Reprodução da coluna “Menu Político”, caderno People, edição de 5/6/2016 do O POVO.>>>>

CarlusA presidente Dilma, a Globo e a Folha>>>>

Em coluna recente, escrevi que, mesmo reconhecendo os equívocos do Partido dos Trabalhadores na condução do governo, isso não desculpava a forma desequilibrada como a imprensa vinha cobrindo a crise econômica e política. (“O PT errou, a imprensa também”, 22/5/2016.)

Havia uma pressão imensa para o afastamento da presidente e, para isso, detalhes transformavam-se no principal e questões importantes escorregavam para o pé da página. Os colunistas (de rádio, jornal e TV), com raras exceções, revelaram-se mais como advogados de acusação do que propriamente jornalistas.

Há um diálogo muito elucidativo a respeito da imprensa na gravação que o ex-presidente da Transpetro, Sérgio Machado, fez da conversa com o presidente do Senado, Renan Calheiros. O assunto era a cobertura da crise pela imprensa, ainda antes do afastamento da presidente Dilma Rousseff. Renan reproduz uma conversa com a presidente, ela lhe contando o encontro com os proprietários de dois dos mais influentes meios de comunicação do País: Otávio Frias Filho (Folha de S. Paulo) e João Roberto Marinho (Grupo Globo).

Renan Calheiros, a respeito de João Roberto Marinho (vice-presidente Institucional e Editorial do Grupo Globo): “Ela (a presidente) me disse que a conversa dela com João Roberto (Marinho) foi desastrosa. Ela reclamou (da cobertura) e ele disse que não tinha como influir. Ela disse que (Marinho) tinha como influir, porque ele influiu em situações semelhantes, o que é verdade. E ele disse que está acontecendo um efeito manada no Brasil contra o governo. (Em outro trecho) O João com aquela conversa de sempre, que não manda. Dilma disse: ‘Vocês tratam diferentemente de casos iguais. Nós temos vários indicativos’, com ele finalmente dizendo novamente que ‘isso virou uma manada, uma manada, está todo mundo contra o governo’”.

Renan, a respeito de Otávio Frias Filho (diretor de Redação da Folha): “A conversa com Otavinho foi muito melhor, porque Otavinho reconheceu que tem exageros, eles próprios têm cometido exageros”.

A primeira coisa a dizer: é extremamente comum dirigentes e editores receberem queixas a respeito de coberturas – de todos os lados -, de indivíduos, de associações, de sindicatos, de empresários, de trabalhadores, de religiosos e tudo o mais. Ressalve-se que nada há de errado com reclamações do tipo; se fundamentadas, corrige-se.

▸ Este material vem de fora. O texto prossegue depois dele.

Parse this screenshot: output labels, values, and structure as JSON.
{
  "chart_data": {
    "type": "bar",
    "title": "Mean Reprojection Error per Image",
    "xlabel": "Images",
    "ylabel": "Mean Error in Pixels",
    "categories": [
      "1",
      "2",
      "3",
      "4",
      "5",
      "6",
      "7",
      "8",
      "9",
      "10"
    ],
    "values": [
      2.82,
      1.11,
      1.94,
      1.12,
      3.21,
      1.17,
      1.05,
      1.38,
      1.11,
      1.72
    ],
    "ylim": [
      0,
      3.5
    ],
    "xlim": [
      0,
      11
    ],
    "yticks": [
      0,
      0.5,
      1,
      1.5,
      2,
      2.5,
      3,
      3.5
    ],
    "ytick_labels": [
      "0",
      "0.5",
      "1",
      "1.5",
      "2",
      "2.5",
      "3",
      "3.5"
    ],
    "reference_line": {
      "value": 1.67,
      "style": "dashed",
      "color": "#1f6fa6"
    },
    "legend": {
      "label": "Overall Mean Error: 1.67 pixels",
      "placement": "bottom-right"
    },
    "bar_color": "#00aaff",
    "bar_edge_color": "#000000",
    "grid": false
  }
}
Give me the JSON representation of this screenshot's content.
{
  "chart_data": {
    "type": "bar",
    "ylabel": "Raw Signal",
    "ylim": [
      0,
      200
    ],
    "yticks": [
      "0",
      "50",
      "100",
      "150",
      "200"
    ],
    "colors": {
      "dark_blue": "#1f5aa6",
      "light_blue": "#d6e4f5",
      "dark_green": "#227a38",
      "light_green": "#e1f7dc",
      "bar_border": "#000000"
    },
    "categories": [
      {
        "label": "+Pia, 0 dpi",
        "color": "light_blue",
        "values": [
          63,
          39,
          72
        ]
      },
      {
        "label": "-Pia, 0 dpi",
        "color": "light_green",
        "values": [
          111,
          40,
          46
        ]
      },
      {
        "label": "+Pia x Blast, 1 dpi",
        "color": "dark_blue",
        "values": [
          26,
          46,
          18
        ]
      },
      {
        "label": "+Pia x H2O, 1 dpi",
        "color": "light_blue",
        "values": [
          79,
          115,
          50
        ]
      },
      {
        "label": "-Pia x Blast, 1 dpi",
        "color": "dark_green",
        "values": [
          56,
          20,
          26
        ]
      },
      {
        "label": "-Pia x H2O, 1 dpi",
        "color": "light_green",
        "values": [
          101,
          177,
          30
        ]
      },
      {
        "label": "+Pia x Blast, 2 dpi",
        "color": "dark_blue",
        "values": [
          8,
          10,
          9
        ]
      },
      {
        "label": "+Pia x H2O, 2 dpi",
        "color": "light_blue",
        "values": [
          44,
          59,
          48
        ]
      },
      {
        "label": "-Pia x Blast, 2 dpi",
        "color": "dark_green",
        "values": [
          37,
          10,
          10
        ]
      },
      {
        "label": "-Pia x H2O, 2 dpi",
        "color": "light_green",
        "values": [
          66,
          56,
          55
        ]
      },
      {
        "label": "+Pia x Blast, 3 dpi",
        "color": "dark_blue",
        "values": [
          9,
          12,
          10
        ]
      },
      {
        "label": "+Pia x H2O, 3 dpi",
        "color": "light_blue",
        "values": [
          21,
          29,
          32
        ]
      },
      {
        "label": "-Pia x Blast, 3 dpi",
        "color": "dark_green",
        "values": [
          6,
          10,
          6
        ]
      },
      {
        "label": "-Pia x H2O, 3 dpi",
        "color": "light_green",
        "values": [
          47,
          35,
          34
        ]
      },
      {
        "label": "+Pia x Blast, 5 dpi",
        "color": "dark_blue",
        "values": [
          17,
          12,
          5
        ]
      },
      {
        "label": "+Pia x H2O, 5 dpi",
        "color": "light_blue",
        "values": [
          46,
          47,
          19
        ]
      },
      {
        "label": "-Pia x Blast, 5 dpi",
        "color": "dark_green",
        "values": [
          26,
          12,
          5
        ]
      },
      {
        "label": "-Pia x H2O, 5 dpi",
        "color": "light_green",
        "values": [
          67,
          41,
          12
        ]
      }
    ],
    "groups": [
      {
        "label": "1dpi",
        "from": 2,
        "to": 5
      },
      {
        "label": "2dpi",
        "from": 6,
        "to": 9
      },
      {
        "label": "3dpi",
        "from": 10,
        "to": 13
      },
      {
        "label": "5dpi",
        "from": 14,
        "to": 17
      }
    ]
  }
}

Frias Filho sai-se bem melhor, diretor de Redação do jornal, chama a responsabilidade para si e reconhece “exageros”, segundo o relato de Renan. Poderia, da mesma forma, dizer que a cobertura estava absolutamente correta, sem fugir às suas responsabilidades.

João Roberto, vice-presidente Editorial, age como Pilatos, diz que não tem como interferir, mas reconhece um “efeito manada”. Ora, que tipo de dirigente é esse que assiste passivamente sua empresa ser arrastada pela manada e não dá um freio de arrumação na bagunça?

Sair-se-ia melhor, mantendo sua autoridade, se dissesse que todos estão contra o governo e a Rede Globo resolveu ficar também – se assim fosse. O que depõe contra o vice-presidente é a (suposta) letargia frente a uma situação que ele reconhece(?) negativa: o tropel da manada. (De qualquer modo, seria preciso crer que, de fato, o vice-presidente não apita nada dentro da Globo.)

É preciso completar dizendo que, nas casas de comunicação dignas desse nome, os proprietário ou dirigentes não costumam ficar olhando por sobre os ombros dos jornalistas, mas influem na condução geral dos trabalhos, muitas vezes agindo como um poder moderador, para que o equilíbrio seja mantido.

NOTAS

Globo
Em nota, João Roberto Marinho justificou-se: “Sempre que me pedem para interferir no noticiário a favor de um grupo ou de outro, minha resposta é sempre a mesma: não posso mandar que se interfira nos fatos, pois um veículo de imprensa deve tudo noticiar livremente”.

Resposta
A habilidade com que foi redigida a nota esconde que – tendo-se como verdade a fala do senador Renan Calheiros – a presidente Dilma não pediu para ele “interferir nos fatos”, mas para corrigir os rumos da cobertura que, para ela, parecia desequilibrada.

Folha
Isso depreende-se da conversa dela com Otávio Frias Filho, pois Dilma deve ter-se queixado da mesma coisa, e ele reconheceu “exageros” – sempre na versão de Renan, que não foi contestada.